Doch Beruf und Familie miteinander zu vereinbaren ist in Deutschland nach wie vor eine Aufgabe, die nur schwer zu bewältigen ist. Die einen haben keinen oder nur einen unsicheren Job, der eine Familienplanung schwer möglich macht. Mehr als die Hälfte der Beschäftigten unter 25 Jahren hangeln sich von befristeten Job zu befristeten Job, arbeiten in Leiharbeit oder in Maßnahmen zur Arbeitsbeschaffung. Bei den bis zu 35 jährigen sind es immer noch knapp ein Drittel.
Jene die arbeiten, klagen über zu wenig Möglichkeiten, beides – Beruf und Privatleben – unter einen Hut zu bekommen. Denn in vielen Unternehmen stehen betriebswirtschaftliche Ziele unangefochten an erster Stelle. Das Familienleben der Mitarbeiter wird als deren Privatsache angesehen und in der Unternehmensplanung nicht berücksichtigt.
Wenn es darum geht, Berufs- und Privatleben miteinander zu vereinbaren, sollte von den individuellen Bedürfnissen der Beschäftigten ausgegangen werden. Einige Unternehmen machen es vor: Statt sich Arbeitswelt-gerechte Mitarbeiter zu schaffen, bieten sie ihnen Lebenswelt-gerechte Arbeitsbedingungen. Davon profitiert nicht zuletzt auch das Unternehmen selbst. Denn zufrieden und ausgeglichen leisten Mitarbeiter bekanntlich bessere Arbeit als wenn sie gestresst und überlastet sind.
60 Prozent der berufstätigen Väter würden gerne kürzer arbeiten. Stattdessen herrscht in vielen Betrieben eine Kultur vor, nach der nur der als Leistungsträger gesehen wird, der möglichst lange anwesend ist.
Für eine bessere Vereinbarkeit von Arbeit und Leben sind vor allem planbare und, nicht nur nach betrieblichen Interessen ausgerichtete, flexible Arbeitszeiten entscheidend. Jeder hat seine eigenen persönlichen Vorstellungen, wie viel Zeit er oder sie wofür haben möchte: für sich selbst, für Freunde, für den Partner oder die Partnerin oder die Familie.
Niemand sollte gezwungen sein, seinen individuellen Lebensentwurf aufgrund unnötig starrer Anforderungen des Arbeitslebens aufgeben zu müssen. Stattdessen sollte Jeder und Jede ihre Lebenszeit selbst planen und gestalten können. Doch bislang bestimmt eher der Arbeitsrhythmus das Leben als die individuellen Bedürfnisse.

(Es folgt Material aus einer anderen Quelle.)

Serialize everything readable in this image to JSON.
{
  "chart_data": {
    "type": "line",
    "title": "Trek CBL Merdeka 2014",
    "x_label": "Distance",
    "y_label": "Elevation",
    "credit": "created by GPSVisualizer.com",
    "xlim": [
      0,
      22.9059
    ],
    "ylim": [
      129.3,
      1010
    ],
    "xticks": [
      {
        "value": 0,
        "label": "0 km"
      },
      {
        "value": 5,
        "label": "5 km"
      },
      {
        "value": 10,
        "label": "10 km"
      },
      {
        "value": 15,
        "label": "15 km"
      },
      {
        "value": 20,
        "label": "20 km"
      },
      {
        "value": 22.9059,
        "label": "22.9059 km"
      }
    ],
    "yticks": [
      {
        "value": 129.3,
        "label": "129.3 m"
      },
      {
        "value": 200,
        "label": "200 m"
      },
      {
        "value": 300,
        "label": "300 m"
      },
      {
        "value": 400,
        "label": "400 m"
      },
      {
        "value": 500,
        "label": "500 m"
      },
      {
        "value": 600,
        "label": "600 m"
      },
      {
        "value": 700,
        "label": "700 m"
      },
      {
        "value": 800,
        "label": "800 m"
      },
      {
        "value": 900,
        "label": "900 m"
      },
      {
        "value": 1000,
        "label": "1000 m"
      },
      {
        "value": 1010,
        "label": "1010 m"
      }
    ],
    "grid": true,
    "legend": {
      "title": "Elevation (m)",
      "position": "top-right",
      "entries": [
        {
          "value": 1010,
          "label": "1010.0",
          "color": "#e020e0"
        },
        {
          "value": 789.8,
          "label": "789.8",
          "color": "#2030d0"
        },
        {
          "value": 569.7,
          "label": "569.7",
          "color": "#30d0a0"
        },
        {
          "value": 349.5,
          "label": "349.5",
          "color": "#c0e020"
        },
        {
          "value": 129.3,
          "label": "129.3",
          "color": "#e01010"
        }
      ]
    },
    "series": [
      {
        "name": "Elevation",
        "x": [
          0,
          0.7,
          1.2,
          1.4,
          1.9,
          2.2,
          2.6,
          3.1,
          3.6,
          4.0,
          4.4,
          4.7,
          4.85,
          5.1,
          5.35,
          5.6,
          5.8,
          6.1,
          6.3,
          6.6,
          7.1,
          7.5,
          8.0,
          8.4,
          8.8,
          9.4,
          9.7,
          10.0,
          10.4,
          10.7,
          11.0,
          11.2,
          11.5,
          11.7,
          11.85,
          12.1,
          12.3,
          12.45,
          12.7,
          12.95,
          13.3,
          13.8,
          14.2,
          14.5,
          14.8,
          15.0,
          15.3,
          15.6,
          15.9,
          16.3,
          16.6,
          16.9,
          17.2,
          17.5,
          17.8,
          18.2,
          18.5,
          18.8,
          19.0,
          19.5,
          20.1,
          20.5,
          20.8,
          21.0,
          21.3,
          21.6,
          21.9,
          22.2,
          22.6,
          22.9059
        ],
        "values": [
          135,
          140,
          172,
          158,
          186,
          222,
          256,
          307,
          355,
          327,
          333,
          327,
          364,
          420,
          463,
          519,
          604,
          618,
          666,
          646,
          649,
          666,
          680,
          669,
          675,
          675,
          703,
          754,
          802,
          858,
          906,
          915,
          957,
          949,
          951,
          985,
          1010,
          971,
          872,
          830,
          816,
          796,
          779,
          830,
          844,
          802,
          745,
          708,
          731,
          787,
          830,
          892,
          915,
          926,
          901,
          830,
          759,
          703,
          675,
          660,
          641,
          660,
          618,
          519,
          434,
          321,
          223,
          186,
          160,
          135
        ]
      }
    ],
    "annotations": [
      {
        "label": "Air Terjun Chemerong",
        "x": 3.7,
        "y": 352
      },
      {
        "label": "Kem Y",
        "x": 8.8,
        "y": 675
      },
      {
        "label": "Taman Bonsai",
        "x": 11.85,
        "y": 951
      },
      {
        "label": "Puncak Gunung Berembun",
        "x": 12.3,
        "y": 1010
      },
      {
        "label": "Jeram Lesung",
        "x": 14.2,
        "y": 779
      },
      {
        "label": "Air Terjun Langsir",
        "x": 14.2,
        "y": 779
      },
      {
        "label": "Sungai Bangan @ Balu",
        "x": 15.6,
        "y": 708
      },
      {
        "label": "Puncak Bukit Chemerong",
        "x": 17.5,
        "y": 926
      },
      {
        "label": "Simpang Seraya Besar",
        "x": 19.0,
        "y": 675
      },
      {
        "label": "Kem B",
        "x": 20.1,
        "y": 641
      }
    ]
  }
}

Wenn Schul- oder Kitaferien beginnen, bricht das Betreuungssystem vieler Familien zusammen. Noch immer gibt es zu wenig erschwingliche und gute Kinderbetreuungseinrichtungen, besonders für Kinder unter drei Jahren oder wenn sie in die Schule kommen. Die Vielfalt der Lebensformen erfordert entsprechende Rahmenbedingungen, die diese ermöglichen.
Kinder zu bekommen bedeutet für viele Eltern, weniger arbeiten zu können und damit auf Einkommen zu verzichten. Das liegt vor allem an der miserablen Betreuungssituation. Davon besonders betroffen sind Alleinerziehende.
Auch das Elterngeld hat daran kaum etwas geändert. Die jüngsten Beschlüsse zur Streichung des Elterngeldes für Hartz-IV-Empfänger, für Mini-Jobber und Bezieher des sogenannten Kinderzuschlags werden die Situation noch verschärfen. Kinder stellen in unserer reichen Gesellschaft ein Armutsrisiko dar. Das ist ein sozialpolitischer Skandal.
Richtig ist: Wer (noch) kein Kind hat, für den stellt sich das Problem der Vereinbarkeit von Arbeit und Beruf mit der Pflege und Betreuung des Nachwuchses nicht. Aber was ist, wenn die eigene Mutter einen Schlaganfall erleidet und für eine Weile besonderer Betreuung bedarf? Wenn der Vater dement wird und dringend ein Heimplatz gesucht werden muss. Dann steht die Vereinbarkeitsfrage schlagartig im Raum.
Erste gesetzliche Regelungen ermöglichen zwar die kurzzeitige Freistellung, aber nicht deren Finanzierung. Deshalb sind auch hier steuerfinanzierte Entgeltersatzleistungen notwendig, etwa analog den Regelungen bei der Elternzeit.